The Yankees invited Lail to spring training as a non-roster player in 2019. On August 11, 2019, the Yankees selected Lail's contract and promoted him to the major leagues for the first time. He made his debut on August 12, allowing three runs over 2 2/3 innings pitched. He was optioned back to Triple-A Scranton/Wilkes-Barre the following day. On August 14, Lail was designated for assignment. He elected free agency following the season on November 4.

===Chicago White Sox===
On November 27, 2019, Lail signed a minor league deal with the Chicago White Sox with an invite to spring training. On August 4, 2020, Lail had his contract selected to the 40-man roster. He was designated for assignment on August 8.

===Seattle Mariners===
On August 10, 2020, Lail was claimed off waivers by the Seattle Mariners. After 7 games with the Mariners, where he posted a 4.80 ERA, he was outrighted to Triple-A Tacoma. On October 19, it was announced that he elected free agency. On November 5, 2020, Lail re-signed a minor league deal with the Mariners. He was selected to the active roster on May 17, 2021. Lail recorded a 13.50 ERA in 2 appearances before being designated for assignment on May 20.

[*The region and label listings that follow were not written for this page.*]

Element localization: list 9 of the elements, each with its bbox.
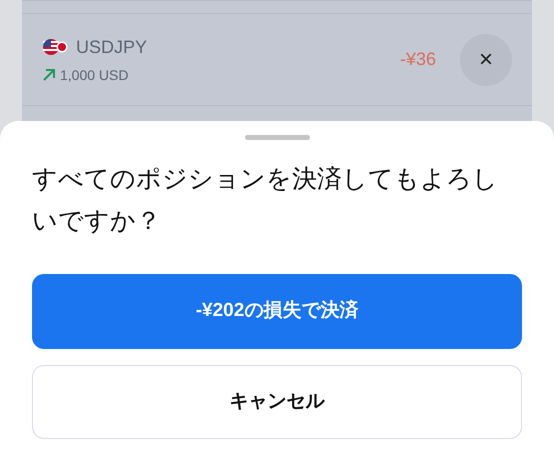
- drag-handle[interactable]: [244, 135, 310, 140]
- amount-text: 1,000 USD: [60, 66, 128, 84]
- symbol-text: USDJPY: [76, 36, 148, 58]
- sheet-title: すべてのポジションを決済してもよろしいですか？: [32, 164, 499, 237]
- pnl-value: -¥36: [400, 48, 436, 71]
- confirm-button[interactable]: -¥202の損失で決済: [32, 274, 522, 349]
- close-button[interactable]: ×: [460, 34, 512, 86]
- flags-icon: [42, 38, 68, 56]
- cancel-button[interactable]: キャンセル: [32, 365, 522, 439]
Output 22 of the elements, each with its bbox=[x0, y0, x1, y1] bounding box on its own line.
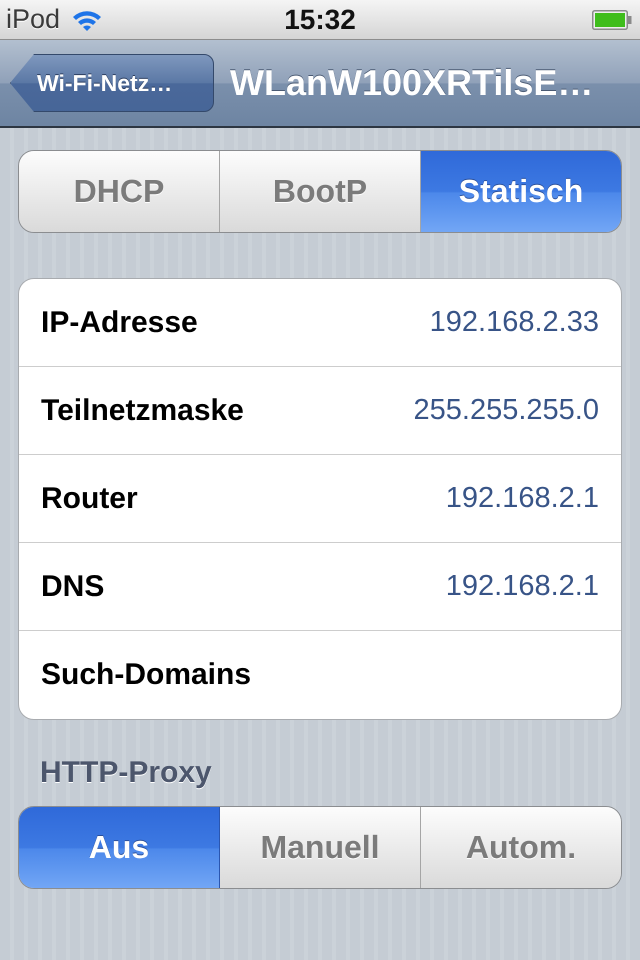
field-value[interactable]: 192.168.2.1 bbox=[446, 482, 599, 515]
carrier-name: iPod bbox=[6, 4, 60, 35]
field-value[interactable]: 255.255.255.0 bbox=[414, 394, 599, 427]
field-label: IP-Adresse bbox=[41, 306, 198, 340]
field-value[interactable]: 192.168.2.33 bbox=[430, 306, 599, 339]
page-title: WLanW100XRTilsE… bbox=[230, 62, 594, 104]
mode-tab[interactable]: Statisch bbox=[421, 151, 621, 232]
field-label: DNS bbox=[41, 570, 104, 604]
field-value[interactable]: 192.168.2.1 bbox=[446, 570, 599, 603]
wifi-icon bbox=[72, 8, 102, 30]
status-time: 15:32 bbox=[284, 4, 356, 36]
mode-tab[interactable]: BootP bbox=[220, 151, 421, 232]
proxy-tab[interactable]: Autom. bbox=[421, 807, 621, 888]
back-button[interactable]: Wi-Fi-Netz… bbox=[10, 54, 214, 112]
battery-icon bbox=[592, 10, 632, 30]
proxy-tab[interactable]: Aus bbox=[19, 807, 220, 888]
section-header: HTTP-Proxy bbox=[40, 756, 212, 790]
field-label: Such-Domains bbox=[41, 658, 252, 692]
mode-tab[interactable]: DHCP bbox=[19, 151, 220, 232]
proxy-tab[interactable]: Manuell bbox=[220, 807, 421, 888]
field-label: Router bbox=[41, 482, 138, 516]
field-label: Teilnetzmaske bbox=[41, 394, 244, 428]
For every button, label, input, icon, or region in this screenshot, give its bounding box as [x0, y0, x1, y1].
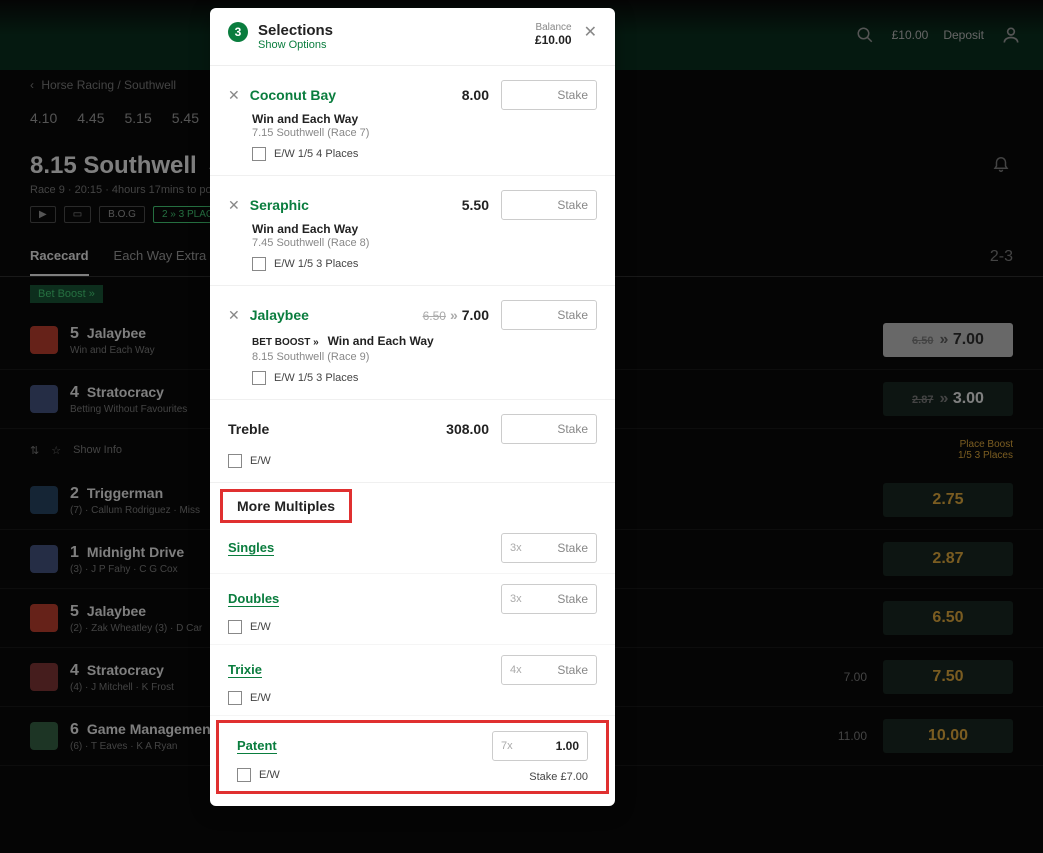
- trixie-label[interactable]: Trixie: [228, 662, 262, 678]
- selection-event: 7.15 Southwell (Race 7): [252, 127, 597, 139]
- selection-row: ✕ Seraphic 5.50 Stake Win and Each Way 7…: [210, 176, 615, 286]
- stake-input[interactable]: 3xStake: [501, 584, 597, 614]
- balance-amount: £10.00: [535, 33, 572, 47]
- treble-odds: 308.00: [446, 421, 489, 437]
- selection-name[interactable]: Coconut Bay: [250, 87, 462, 103]
- selection-odds: 8.00: [462, 87, 489, 103]
- selection-market: Win and Each Way: [328, 334, 434, 348]
- ew-checkbox[interactable]: [237, 768, 251, 782]
- ew-label: E/W 1/5 3 Places: [274, 372, 358, 384]
- selection-market: Win and Each Way: [252, 112, 597, 126]
- remove-selection-icon[interactable]: ✕: [228, 197, 240, 214]
- stake-input[interactable]: 7x1.00: [492, 731, 588, 761]
- stake-input[interactable]: Stake: [501, 190, 597, 220]
- selection-name[interactable]: Jalaybee: [250, 307, 423, 323]
- ew-checkbox[interactable]: [228, 620, 242, 634]
- ew-checkbox[interactable]: [228, 454, 242, 468]
- selection-row: ✕ Jalaybee 6.50»7.00 Stake BET BOOST » W…: [210, 286, 615, 400]
- balance-label: Balance: [535, 22, 572, 33]
- ew-label: E/W 1/5 4 Places: [274, 148, 358, 160]
- stake-input[interactable]: Stake: [501, 414, 597, 444]
- ew-label: E/W: [250, 455, 271, 467]
- treble-label: Treble: [228, 421, 446, 437]
- singles-label[interactable]: Singles: [228, 540, 274, 556]
- trixie-row: Trixie 4xStake E/W: [210, 645, 615, 716]
- treble-row: Treble 308.00 Stake E/W: [210, 400, 615, 483]
- stake-input[interactable]: 3xStake: [501, 533, 597, 563]
- doubles-row: Doubles 3xStake E/W: [210, 574, 615, 645]
- stake-input[interactable]: Stake: [501, 300, 597, 330]
- selection-odds: 6.50»7.00: [423, 307, 489, 323]
- remove-selection-icon[interactable]: ✕: [228, 87, 240, 104]
- bet-credits-row: Use Bet Credits (10.00 available): [210, 798, 615, 806]
- stake-note: Stake £7.00: [529, 771, 588, 783]
- show-options-link[interactable]: Show Options: [258, 39, 333, 51]
- selection-event: 7.45 Southwell (Race 8): [252, 237, 597, 249]
- selection-odds: 5.50: [462, 197, 489, 213]
- betslip-title: Selections: [258, 22, 333, 39]
- remove-selection-icon[interactable]: ✕: [228, 307, 240, 324]
- selection-market: Win and Each Way: [252, 222, 597, 236]
- boost-label: BET BOOST »: [252, 337, 319, 348]
- doubles-label[interactable]: Doubles: [228, 591, 279, 607]
- ew-label: E/W: [250, 692, 271, 704]
- betslip-panel: 3 Selections Show Options Balance £10.00…: [210, 8, 615, 806]
- more-multiples-heading: More Multiples: [220, 489, 352, 523]
- ew-checkbox[interactable]: [252, 147, 266, 161]
- singles-row: Singles 3xStake: [210, 523, 615, 574]
- betslip-header: 3 Selections Show Options Balance £10.00…: [210, 8, 615, 66]
- ew-checkbox[interactable]: [228, 691, 242, 705]
- stake-input[interactable]: Stake: [501, 80, 597, 110]
- selection-count: 3: [228, 22, 248, 42]
- ew-label: E/W 1/5 3 Places: [274, 258, 358, 270]
- ew-label: E/W: [259, 769, 280, 781]
- patent-row: Patent 7x1.00 E/W Stake £7.00: [216, 720, 609, 794]
- selection-name[interactable]: Seraphic: [250, 197, 462, 213]
- patent-label[interactable]: Patent: [237, 738, 277, 754]
- ew-checkbox[interactable]: [252, 371, 266, 385]
- ew-checkbox[interactable]: [252, 257, 266, 271]
- selection-row: ✕ Coconut Bay 8.00 Stake Win and Each Wa…: [210, 66, 615, 176]
- stake-input[interactable]: 4xStake: [501, 655, 597, 685]
- close-icon[interactable]: ✕: [584, 22, 597, 42]
- ew-label: E/W: [250, 621, 271, 633]
- selection-event: 8.15 Southwell (Race 9): [252, 351, 597, 363]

===Philadelphia Phillies===
On May 23, 2021, Lail was claimed off waivers by the Philadelphia Phillies. On June 10, Lail was outrighted off of the 40-man roster and assigned to the Triple-A Lehigh Valley IronPigs without having appeared in a game for the Phillies. Lail made 13 appearances with Lehigh Valley, going 1–0 with a 6.08 ERA and 43 strikeouts. On October 13, Lail elected free agency.

===High Point Rockers===
On April 21, 2022, Lail signed with the High Point Rockers of the Atlantic League of Professional Baseball. Two strong starts earned him ALPB Pitcher of the Month for the month of April. In total, he made 3 starts for the Rockers, compiling a 2–1 record and 0.95 ERA with 19 strikeouts across 19 innings pitched.

===Toronto Blue Jays===
On May 9, 2022, Lail signed a minor league contract with the Toronto Blue Jays organization. He played in 16 games split between the rookie-level Florida Complex League Blue Jays, Single-A Dunedin Blue Jays, and Double-A New Hampshire Fisher Cats, struggling with a 1–3 record, 7.00 ERA, and 38 strikeouts in 36.0 innings pitched. Lail elected free agency following the season on November 10.

==Coaching career==
On January 31, 2023, Lail was hired by the Philadelphia Phillies organization to serve as the pitching development coordinator their High-A affiliate, the Jersey Shore BlueClaws.